Interventional closure of an iatrogenic atrial septal defect (iASD) driven by transcatheter mitral valve repair (TMVR) was not superior to conservative medical treatment with regard to the primary endpoint of change in six-minute walking distances, findings of the MITHRAS randomised clinical trial presented during a late breaking clinical trial session at TCT Connect 2020 (14–18 October, virtual), have shown
TMVR requires transseptal access to the left atrium, which creates an iASD that remains with detectable shunting across the intra-atrial septum. While the induction of an iASD has been linked to improved haemodynamics in specific heart failure populations and is currently being investigated in large-scale clinical trials in patients with heart failure, the presence of a persistent iASD is also associated with increased long-term mortality and morbidity following TMVR.
The MITHRAS study team, led by Philipp Lurz (University Leipzig, Leipzig, Germany) investigated whether the closure of a TMVR induced iASD is superior to medical therapy alone. In this prospective, randomised, single-centre trial, patients with a persistent iASD one month following TMVR and relevant left-to-right shunting were randomly assigned to standard medical therapy alone or closure of the iASD using the Occlutech ASD occluder. The primary endpoint was change in six-minute walk distance five months after iASD occlusion. Secondary endpoints included all-cause mortality and rate of heart failure hospitalisation at one year.

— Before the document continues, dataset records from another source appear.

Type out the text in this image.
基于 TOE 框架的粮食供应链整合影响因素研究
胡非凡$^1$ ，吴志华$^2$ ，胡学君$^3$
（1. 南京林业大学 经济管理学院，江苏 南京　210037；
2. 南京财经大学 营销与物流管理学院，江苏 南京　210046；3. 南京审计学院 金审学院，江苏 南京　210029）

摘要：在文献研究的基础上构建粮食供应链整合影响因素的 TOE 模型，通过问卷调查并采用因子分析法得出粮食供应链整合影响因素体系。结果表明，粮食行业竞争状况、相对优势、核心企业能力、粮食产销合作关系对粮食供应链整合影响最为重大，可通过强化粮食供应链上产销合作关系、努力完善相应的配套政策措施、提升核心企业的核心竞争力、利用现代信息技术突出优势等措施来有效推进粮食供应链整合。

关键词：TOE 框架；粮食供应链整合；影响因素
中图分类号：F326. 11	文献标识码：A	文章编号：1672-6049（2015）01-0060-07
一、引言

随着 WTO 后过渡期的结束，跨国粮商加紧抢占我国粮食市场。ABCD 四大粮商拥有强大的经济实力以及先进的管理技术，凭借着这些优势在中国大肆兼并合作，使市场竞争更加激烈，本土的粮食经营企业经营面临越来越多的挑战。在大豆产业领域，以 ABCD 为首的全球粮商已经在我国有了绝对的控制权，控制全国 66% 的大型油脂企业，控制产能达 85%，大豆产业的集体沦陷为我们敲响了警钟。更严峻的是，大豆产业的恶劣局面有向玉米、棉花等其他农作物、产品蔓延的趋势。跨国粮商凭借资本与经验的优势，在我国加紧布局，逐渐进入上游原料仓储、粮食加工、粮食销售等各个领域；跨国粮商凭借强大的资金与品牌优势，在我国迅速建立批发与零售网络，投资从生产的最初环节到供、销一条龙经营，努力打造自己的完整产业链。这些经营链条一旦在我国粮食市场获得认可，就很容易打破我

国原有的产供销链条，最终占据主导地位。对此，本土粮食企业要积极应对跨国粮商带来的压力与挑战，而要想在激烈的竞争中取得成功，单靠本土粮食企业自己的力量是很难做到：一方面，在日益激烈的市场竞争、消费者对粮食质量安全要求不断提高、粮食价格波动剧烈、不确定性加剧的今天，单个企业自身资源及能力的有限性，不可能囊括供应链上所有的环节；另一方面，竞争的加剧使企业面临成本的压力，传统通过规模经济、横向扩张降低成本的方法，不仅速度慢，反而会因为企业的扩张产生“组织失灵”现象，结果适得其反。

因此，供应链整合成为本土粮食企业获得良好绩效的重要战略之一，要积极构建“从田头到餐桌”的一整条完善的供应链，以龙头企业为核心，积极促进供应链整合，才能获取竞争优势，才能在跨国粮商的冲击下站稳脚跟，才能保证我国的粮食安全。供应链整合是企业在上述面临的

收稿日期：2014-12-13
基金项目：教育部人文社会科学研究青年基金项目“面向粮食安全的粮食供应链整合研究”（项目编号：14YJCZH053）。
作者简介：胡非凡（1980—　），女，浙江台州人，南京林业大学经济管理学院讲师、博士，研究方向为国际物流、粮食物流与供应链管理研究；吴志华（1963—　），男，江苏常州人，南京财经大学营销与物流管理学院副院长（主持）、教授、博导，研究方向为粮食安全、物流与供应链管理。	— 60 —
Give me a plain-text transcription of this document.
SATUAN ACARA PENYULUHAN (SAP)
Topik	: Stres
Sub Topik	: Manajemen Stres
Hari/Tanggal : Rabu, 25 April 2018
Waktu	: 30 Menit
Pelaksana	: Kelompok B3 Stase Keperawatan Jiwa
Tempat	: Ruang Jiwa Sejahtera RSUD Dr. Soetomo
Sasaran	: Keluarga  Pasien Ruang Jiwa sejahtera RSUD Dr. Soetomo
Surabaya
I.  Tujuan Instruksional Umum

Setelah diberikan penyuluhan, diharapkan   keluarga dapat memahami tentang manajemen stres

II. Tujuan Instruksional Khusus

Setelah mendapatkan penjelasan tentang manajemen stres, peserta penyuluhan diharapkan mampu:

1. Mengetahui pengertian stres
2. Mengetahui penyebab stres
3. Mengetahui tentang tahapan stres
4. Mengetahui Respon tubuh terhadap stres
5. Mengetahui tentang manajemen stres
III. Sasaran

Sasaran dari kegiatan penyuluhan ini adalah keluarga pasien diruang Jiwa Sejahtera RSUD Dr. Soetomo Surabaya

Between January 2016 and October 2019, a total of 80 patients were enrolled. All patients underwent TMVR with 95% using the MitraClip (Abbott) device one month prior to enrolment and were diagnosed with an iASD with relevant left-to-right shunting on transesophageal echocardiography.
Overall, 40 patients were randomised into the iASD closure group and 40 patients into the medical therapy only group. There were no differences observed in change in the primary endpoint of six-minute walking distance or any of the prespecified secondary endpoints at five months between groups.
“Interventional closure of iASD one-month post transcatheter mitral valve repair was not superior to conservative treatment with regard to the primary endpoint six-minute walking distance,” said Lurz, commenting on the study’s primary endpoint. “The results are corroborated by no difference in secondary endpoints such as heart failure symptoms or hospitalisation and survival. The presence of an iASD is associated with a higher rate of HF [heart failure] hospitalisation irrespective of its management when compared to patients without relevant iASD following TMVR. The presence of an iASD following transcatheter mitral valve interventions might be a prognostically relevant surrogate, but not necessarily causative for inferior outcomes.”
The MITHRAS trial was funded by an institutional grant from Occlutech.